Irena Haiduk’s new exhibition—Seductive Exacting Realism—is no exception. More a piece of performance art than the visual art usually on display, the display begins once every hour from 10 a.m.–4 p.m. on the hour and lasts 35 minutes. Before entering the main room, participants sit in an airy waiting area. The white, flowy fabric gave the room an outdoor, tent-like feel highlighted by the light penetrating the thin fabric of the walls. On the wall leading to the larger room is a gold sign reading “SER” in large gold letters and framed by three gold lines. My first thought seeing it was the Spanish word for “to be” but after reading the program notes I realized it is more likely just an abbreviation of the title. After a few minutes of waiting, a siren—another recurring idea—declared the time and we were invited to enter.
The setup of the large room was by far the most striking element of the exhibit. The room was almost completely dark, as all of the windows were covered by white shades, and the lights were all completely off. Only a small rectangle of white light from the highest eastern windows illuminated the cavernous space. After my eyes adjusted to the darkness, they were drawn to a makeshift balcony at the front of the exhibit. Truly, it’s the only thing one could be drawn to. At first glance, the space is completely empty other than letters marking the south and east sides of the room. Atop the balcony sit eight “sirens” or female mannequins dressed in black dresses, wigs, and shoes. These mannequins are lying down or letting their feet dangle over the edge. While certainly a trick of the light, the darkness made it look almost like their feet were swaying casually.
Upon further exploration I discovered that each of the corners are equipped with two speakers and a bench. A seemingly more experienced Renaissance Society patron went immediately to one of the corners to sit, and after exploring the rest of the room I also took a seat. I then sat in silence—other than the air vents and the quiet sounds of the couple kissing in the opposite corner—for 12 minutes before the time was again announced and the program began.
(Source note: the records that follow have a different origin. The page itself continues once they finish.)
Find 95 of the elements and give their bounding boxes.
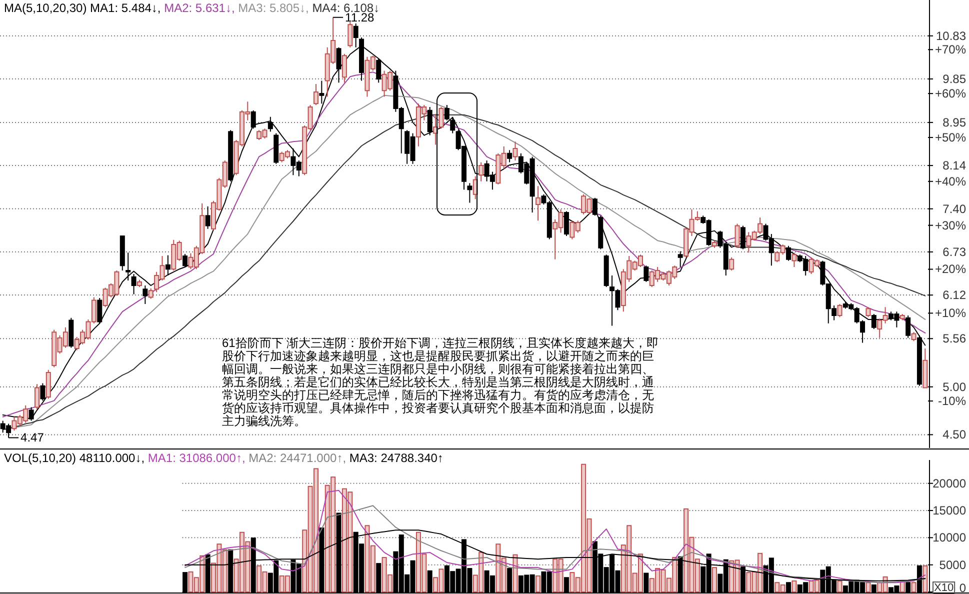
bar [866,582,871,592]
candlestick [729,256,734,271]
candlestick [536,186,541,222]
candlestick [97,298,102,324]
candlestick [871,313,876,330]
text: MA2: 24471.000↑, [248,451,350,465]
candlestick [786,245,792,262]
candlestick [740,225,746,250]
candlestick [837,304,842,318]
candlestick [142,285,148,305]
candlestick [644,265,649,282]
y2-tick-label: +20% [934,262,966,276]
candlestick [182,253,188,268]
bar [712,567,718,592]
y-tick-label: 5.00 [942,380,966,394]
candlestick [900,313,905,321]
legend-title: VOL(5,10,20) 48110.000↓, [4,451,148,465]
candlestick [906,315,911,338]
candlestick [922,348,928,388]
y2-tick-label: -10% [938,394,966,408]
y2-tick-label: +30% [934,218,966,232]
candlestick [40,382,46,402]
text: MA2: 5.631↓, [164,1,238,15]
y-tick-label: 5000 [939,558,966,572]
candlestick [450,116,456,134]
y-tick-label: 6.12 [942,288,966,302]
candlestick [604,254,609,288]
candlestick [592,197,598,216]
y2-tick-label: +60% [934,86,966,101]
text: MA1: 5.484↓, [90,1,164,15]
candlestick [268,116,273,132]
text: MA1: 31086.000↑, [148,451,249,465]
y2-tick-label: +40% [934,174,966,188]
candlestick [228,130,234,182]
candlestick [376,58,382,84]
y-tick-label: 15000 [932,504,966,518]
y-axis-title: X10 [934,582,954,594]
annotation: 61拾阶而下 渐大三连阴：股价开始下调，连拉三根阴线，且实体长度越来越大，即股价下行加速迹象越来越明显，这也是提醒股民要抓紧出货，以避开随之而来的巨幅回调。一般说来，如果这三连阴都只是中小阴线，则很有可能紧接着拉出第四、第五条阴线；若是它们的实体已经比较长大，特别是当第三根阴线是大阴线时，通常说明空头的打压已经肆无忌惮，随后的下挫将迅猛有力。有货的应考虑清仓，无货的应该持币观望。具体操作中，投资者要认真研究个股基本面和消息面，以提防主力骗线洗筹。 [222,336,659,428]
candlestick [250,110,256,130]
candlestick [678,250,683,268]
candlestick [46,369,51,400]
y-tick-label: 4.50 [942,428,966,442]
y-tick-label: 7.40 [942,202,966,216]
candlestick [911,332,916,342]
candlestick [165,254,170,276]
candlestick [131,274,136,295]
candlestick [34,384,40,410]
y2-tick-label: +50% [934,130,966,144]
candlestick [148,288,154,300]
y-tick-label: 8.14 [942,158,966,173]
candlestick [734,223,740,248]
candlestick [467,182,472,204]
candlestick [507,150,512,163]
bar [536,575,541,592]
bar [512,554,518,592]
annotation: 4.47 [20,430,44,445]
legend-title: MA(5,10,20,30) [4,1,90,15]
candlestick [512,141,518,162]
candlestick [313,84,318,106]
y-tick-label: 8.95 [942,115,966,130]
candlestick [319,80,324,104]
candlestick [478,162,484,182]
line-series [184,505,926,584]
y-tick-label: 5.56 [942,332,966,346]
y2-tick-label: +70% [934,42,966,57]
bar [837,580,842,592]
candlestick [68,317,74,348]
candlestick [205,206,210,230]
bar [922,565,928,592]
candlestick [444,104,450,121]
bar [911,582,916,592]
candlestick [427,106,432,136]
candlestick [136,279,142,288]
line-series [184,490,926,584]
candlestick [342,53,347,84]
y-tick-label: 0 [959,581,966,594]
text: MA3: 24788.340↑ [349,451,444,465]
y-tick-label: 6.73 [942,244,966,259]
candlestick [120,236,125,271]
y-tick-label: 20000 [932,476,966,490]
candlestick [792,252,797,268]
candlestick [916,334,922,386]
bar [792,580,797,592]
y-tick-label: 10.83 [936,28,966,43]
text: MA3: 5.805↓, [238,1,312,15]
candlestick [274,132,279,164]
candlestick [598,215,604,250]
y-tick-label: 10000 [932,530,966,545]
y-tick-label: 9.85 [942,72,966,86]
candlestick [564,210,569,236]
y2-tick-label: +10% [934,306,966,320]
candlestick [712,240,718,248]
candlestick [126,252,131,281]
candlestick [866,306,871,318]
candlestick [348,21,353,48]
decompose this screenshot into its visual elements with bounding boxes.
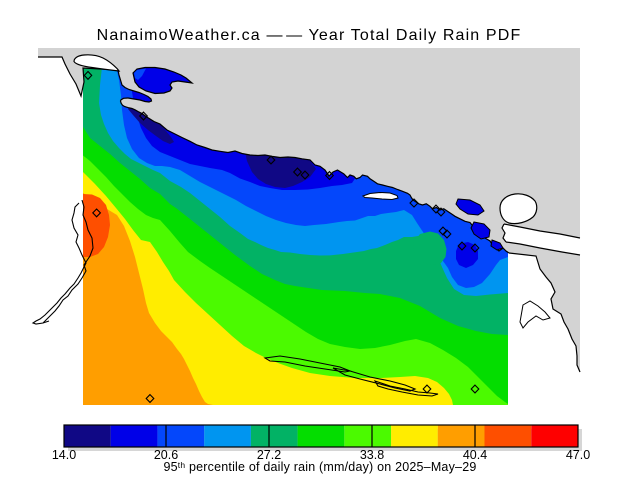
svg-text:14.0: 14.0 bbox=[52, 448, 76, 462]
svg-text:95th percentile of daily rain: 95th percentile of daily rain (mm/day) o… bbox=[163, 460, 476, 474]
svg-text:20.6: 20.6 bbox=[154, 448, 178, 462]
svg-text:NanaimoWeather.ca — — Year Tot: NanaimoWeather.ca — — Year Total Daily R… bbox=[97, 27, 522, 44]
svg-text:33.8: 33.8 bbox=[360, 448, 384, 462]
svg-text:27.2: 27.2 bbox=[257, 448, 281, 462]
svg-text:47.0: 47.0 bbox=[566, 448, 590, 462]
svg-text:40.4: 40.4 bbox=[463, 448, 487, 462]
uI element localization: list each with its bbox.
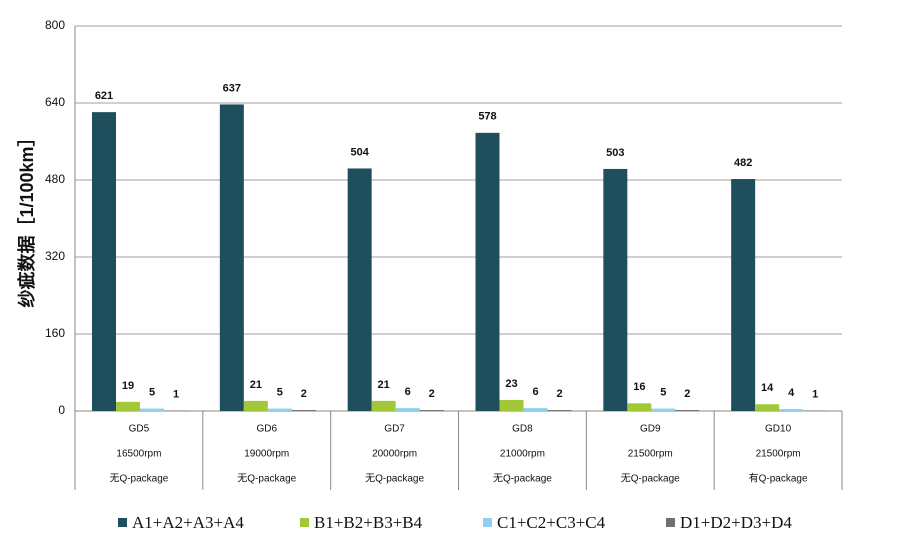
value-label: 21 bbox=[250, 379, 262, 391]
bar bbox=[420, 410, 444, 411]
value-label: 16 bbox=[633, 381, 645, 393]
value-label: 621 bbox=[95, 90, 113, 102]
value-label: 1 bbox=[812, 388, 818, 400]
y-tick-label: 0 bbox=[58, 403, 65, 417]
value-label: 578 bbox=[478, 111, 496, 123]
x-tick-label: GD10 bbox=[765, 424, 792, 435]
bar bbox=[220, 104, 244, 411]
x-tick-label: 无Q-package bbox=[109, 474, 168, 485]
x-tick-label: 无Q-package bbox=[493, 474, 552, 485]
bar bbox=[500, 400, 524, 411]
legend-label: D1+D2+D3+D4 bbox=[680, 513, 792, 532]
bar bbox=[548, 410, 572, 411]
bar bbox=[779, 409, 803, 411]
value-label: 2 bbox=[684, 388, 690, 400]
value-label: 21 bbox=[378, 379, 390, 391]
x-tick-label: 有Q-package bbox=[749, 472, 808, 485]
bar bbox=[524, 408, 548, 411]
value-label: 5 bbox=[660, 387, 666, 399]
x-tick-label: 21500rpm bbox=[756, 449, 801, 460]
bar bbox=[755, 404, 779, 411]
bar bbox=[116, 402, 140, 411]
bar bbox=[372, 401, 396, 411]
bar bbox=[476, 133, 500, 411]
y-tick-label: 640 bbox=[45, 95, 65, 109]
value-label: 6 bbox=[532, 386, 538, 398]
x-tick-label: 20000rpm bbox=[372, 449, 417, 460]
bar bbox=[348, 168, 372, 411]
value-label: 5 bbox=[277, 387, 283, 399]
value-label: 503 bbox=[606, 147, 624, 159]
value-label: 637 bbox=[223, 82, 241, 94]
x-tick-label: 无Q-package bbox=[621, 474, 680, 485]
y-axis-label: 纱疵数据［1/100km］ bbox=[16, 128, 37, 307]
x-tick-label: 无Q-package bbox=[365, 474, 424, 485]
value-label: 4 bbox=[788, 387, 795, 399]
x-tick-label: GD9 bbox=[640, 424, 661, 435]
legend-label: B1+B2+B3+B4 bbox=[314, 513, 423, 532]
bar bbox=[603, 169, 627, 411]
bar bbox=[651, 409, 675, 411]
x-tick-label: GD7 bbox=[384, 424, 405, 435]
value-label: 504 bbox=[350, 146, 369, 158]
bar bbox=[244, 401, 268, 411]
value-label: 482 bbox=[734, 157, 752, 169]
y-tick-label: 320 bbox=[45, 249, 65, 263]
legend-swatch bbox=[483, 518, 492, 527]
bar bbox=[627, 403, 651, 411]
value-label: 2 bbox=[301, 388, 307, 400]
legend-swatch bbox=[300, 518, 309, 527]
value-label: 2 bbox=[556, 388, 562, 400]
bar bbox=[268, 409, 292, 411]
value-label: 1 bbox=[173, 388, 179, 400]
x-tick-label: 19000rpm bbox=[244, 449, 289, 460]
x-tick-label: GD8 bbox=[512, 424, 533, 435]
y-tick-label: 160 bbox=[45, 326, 65, 340]
bar bbox=[675, 410, 699, 411]
x-tick-label: 无Q-package bbox=[237, 474, 296, 485]
value-label: 6 bbox=[405, 386, 411, 398]
value-label: 23 bbox=[505, 378, 517, 390]
legend-label: C1+C2+C3+C4 bbox=[497, 513, 606, 532]
x-tick-label: 21000rpm bbox=[500, 449, 545, 460]
x-tick-label: GD6 bbox=[256, 424, 277, 435]
y-tick-label: 480 bbox=[45, 172, 65, 186]
value-label: 2 bbox=[429, 388, 435, 400]
legend-swatch bbox=[666, 518, 675, 527]
bar bbox=[731, 179, 755, 411]
x-tick-label: 21500rpm bbox=[628, 449, 673, 460]
bar bbox=[396, 408, 420, 411]
legend-label: A1+A2+A3+A4 bbox=[132, 513, 244, 532]
legend-swatch bbox=[118, 518, 127, 527]
value-label: 14 bbox=[761, 382, 774, 394]
bar bbox=[92, 112, 116, 411]
x-tick-label: GD5 bbox=[129, 424, 150, 435]
value-label: 19 bbox=[122, 380, 134, 392]
value-label: 5 bbox=[149, 387, 155, 399]
bar bbox=[140, 409, 164, 411]
y-tick-label: 800 bbox=[45, 18, 65, 32]
bar bbox=[292, 410, 316, 411]
x-tick-label: 16500rpm bbox=[116, 449, 161, 460]
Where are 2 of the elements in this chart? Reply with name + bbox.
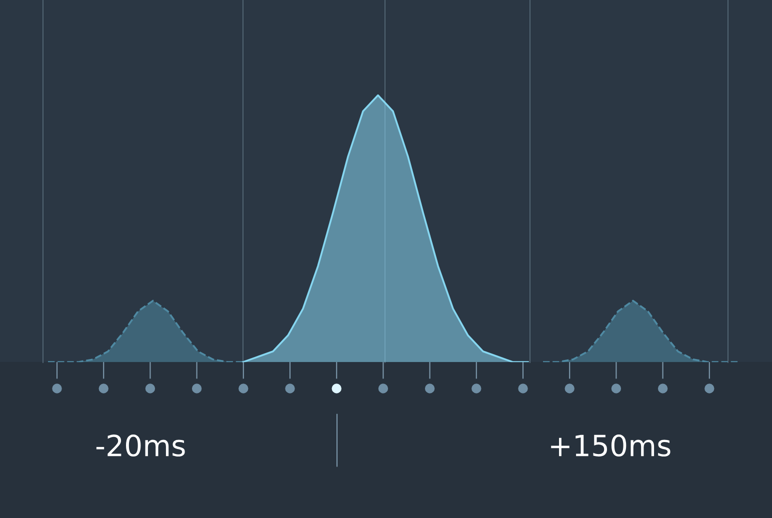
text: +150ms [551,434,670,457]
text: -20ms [96,434,185,457]
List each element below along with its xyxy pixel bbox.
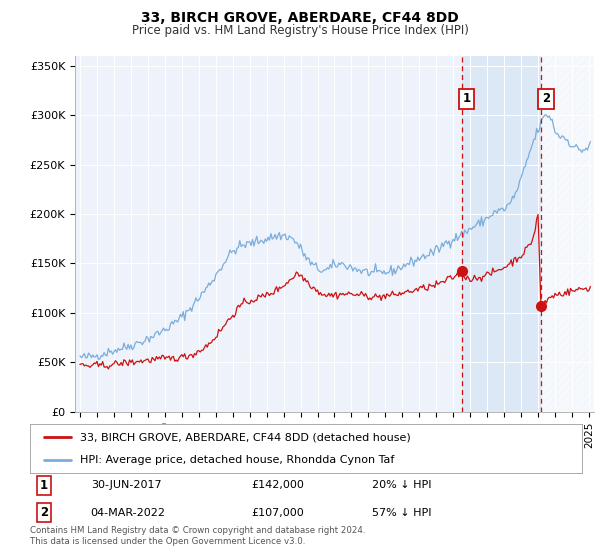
Text: 57% ↓ HPI: 57% ↓ HPI bbox=[372, 508, 432, 518]
Text: 2: 2 bbox=[40, 506, 48, 519]
Text: Contains HM Land Registry data © Crown copyright and database right 2024.
This d: Contains HM Land Registry data © Crown c… bbox=[30, 526, 365, 546]
Bar bbox=[541, 56, 594, 412]
Text: 20% ↓ HPI: 20% ↓ HPI bbox=[372, 480, 432, 490]
Text: HPI: Average price, detached house, Rhondda Cynon Taf: HPI: Average price, detached house, Rhon… bbox=[80, 455, 394, 465]
Bar bbox=[462, 56, 541, 412]
Text: £142,000: £142,000 bbox=[251, 480, 304, 490]
Text: 30-JUN-2017: 30-JUN-2017 bbox=[91, 480, 161, 490]
Text: 33, BIRCH GROVE, ABERDARE, CF44 8DD: 33, BIRCH GROVE, ABERDARE, CF44 8DD bbox=[141, 11, 459, 25]
Text: 04-MAR-2022: 04-MAR-2022 bbox=[91, 508, 166, 518]
Text: 33, BIRCH GROVE, ABERDARE, CF44 8DD (detached house): 33, BIRCH GROVE, ABERDARE, CF44 8DD (det… bbox=[80, 432, 410, 442]
Text: 1: 1 bbox=[40, 479, 48, 492]
Text: Price paid vs. HM Land Registry's House Price Index (HPI): Price paid vs. HM Land Registry's House … bbox=[131, 24, 469, 36]
Text: 1: 1 bbox=[463, 92, 471, 105]
Text: 2: 2 bbox=[542, 92, 550, 105]
Text: £107,000: £107,000 bbox=[251, 508, 304, 518]
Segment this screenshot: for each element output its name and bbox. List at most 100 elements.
For the piece, Haiduk interviewed Serbian activist Srđa Popović, an instrumental leader in the student led non-violent overthrow of Slobodan Milosevic in the late ’90s. Using this interview she hired voice actors to recreate her conversation, which is then broadcasted out of the pairs of speakers in each corner. It’s a bit like being in on the conversation between the two, but unfortunately, the volume between the two parts was not consistent and although I could hear Haiduk’s questions—mostly philosophical queries about one’s place in history and non-violence in general—Popović’s responses are way too quiet to understand outside of a few scattered phrases. At one point I thought he might have been speaking French it was so incomprehensible and quiet. Perhaps this was the intention of the artist, but regardless it made for a rather frustrating listening experience.
Even with the audio issues Haiduk’s piece was an immersive experience unlike any the Renaissance Society—or any local art venue for that matter—has put on in recent memory. Seductive Exacting Realism is free and runs through this Thursday, so catch it before it ends.